Porsche, already known as financial experts as the majority of their annual income was not derived from making and selling cars but from their financial (derivative) structures on their Volkswagen holding, dropped the bomb on the financial markets during the weekend of 26 October 2008:
The press release made it clear that Porsche had 74.1% of the shares in Volkswagen, which combined with the 20% of the state of Lower Saxony left only 5.9% as free float. However since Volkswagen is part of the DAX30, all index-tracker funds are required to hold the position as well, and with those index trackers taking up another 5% of the free float, this left only 0.9% actually available to trade.
Porsche also indicated in the press release that “it became clear that there are far more short positions in the market than expected. The disclosure would give so called short sellers (meaning financial institutions which have betted or are still betting on a falling share price in Volkswagen) the opportunity to settle their relevant positions without rush and without facing major risks”. This was a direct message to the hedge funds which played the ordinary – preference shares arbitrage.
So with the weekend to simmer over the news that approximately 12% of shorts could only be covered by 1% of shares freely traded, the markets readied themselves for a game of musical chairs with only 1 seat for every 12 players.
You don’t need to be a rocket scientist to understand what happened when the markets opened on 27 October 2008.
Volkswagen skyrocketed from €200 before the press release to €471 the day after the press release and even intraday to €990 on the Tuesday.
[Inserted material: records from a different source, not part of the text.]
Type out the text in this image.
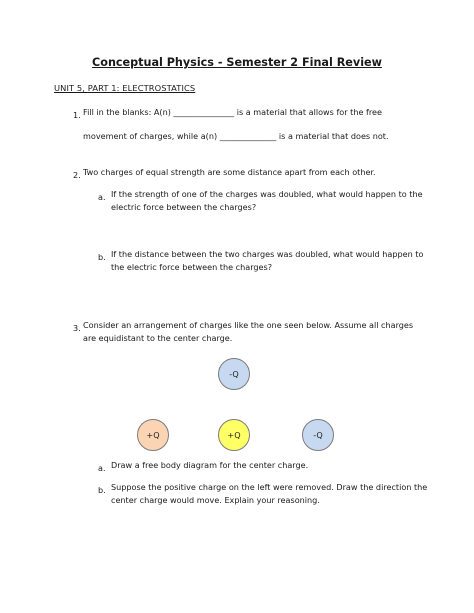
Conceptual Physics - Semester 2 Final Review
UNIT 5, PART 1: ELECTROSTATICS
1. Fill in the blanks: A(n) _______________ is a material that allows for the free
movement of charges, while a(n) ______________ is a material that does not.
2. Two charges of equal strength are some distance apart from each other.
a. If the strength of one of the charges was doubled, what would happen to the electric force between the charges?
b. If the distance between the two charges was doubled, what would happen to the electric force between the charges?
3. Consider an arrangement of charges like the one seen below. Assume all charges are equidistant to the center charge.
-Q
+Q	+Q	-Q
a. Draw a free body diagram for the center charge.
b. Suppose the positive charge on the left were removed. Draw the direction the center charge would move. Explain your reasoning.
Volkswagen's capital consisted of 294,920,207 common shares at the end of 2008.Assuming there were no significant movements in this number since 28 October when the stock price closed at €919.50, the company was valued at €271.2bn or close to $400bn which put them just behind Exxon as the biggest company in the world measured by market capitalisation, but only for a day.
From a securities lending point of view, we can review the data and index the securities lending fee with a baseline fee on 1 September of 100. In the run-up to the weekend of 26 October when the press release came out there is definitely some increased interest in the stock that leads to a doubling in fee. However, the fee really kicks off on 27 October for a period of one week before subsequently dropping rapidly towards the end of November.
You can derive different reasons for this, most likely that the squeeze was so fast that the SBL fee didn’t have time to recalibrate in conjunction with the stock price. So, in other words, the short holders knew they had to cover their shorts and didn’t actually go into the SBL market to secure their borrowed position by paying an increased fee. Another reason could be that there just wasn’t any additional stock to borrow in the first place, with fees only doubling instead of going through the roof.
So why was this such a massive short squeeze? Who was wrong, and was there any indication of foul play?
One can say that the hedge funds should have read the market better and should have investigated the Volkswagen long position in more detail before putting on the short. Others might say that Porsche manipulated the market when they didn’t disclose their cash-settled option positions. The latter thought has been pursued by many hedge funds in court, but both the CEO and CFO were acquitted of market manipulation in 2016. In the same year, hedge funds had their civil lawsuit dismissed by Germany’s federal court of justice.
So, in the end, it was the short side of the trade that took the hit and were ultimately responsible for their losses, as they would have benefitted if this trade had turned a profit; the forces of the market at work.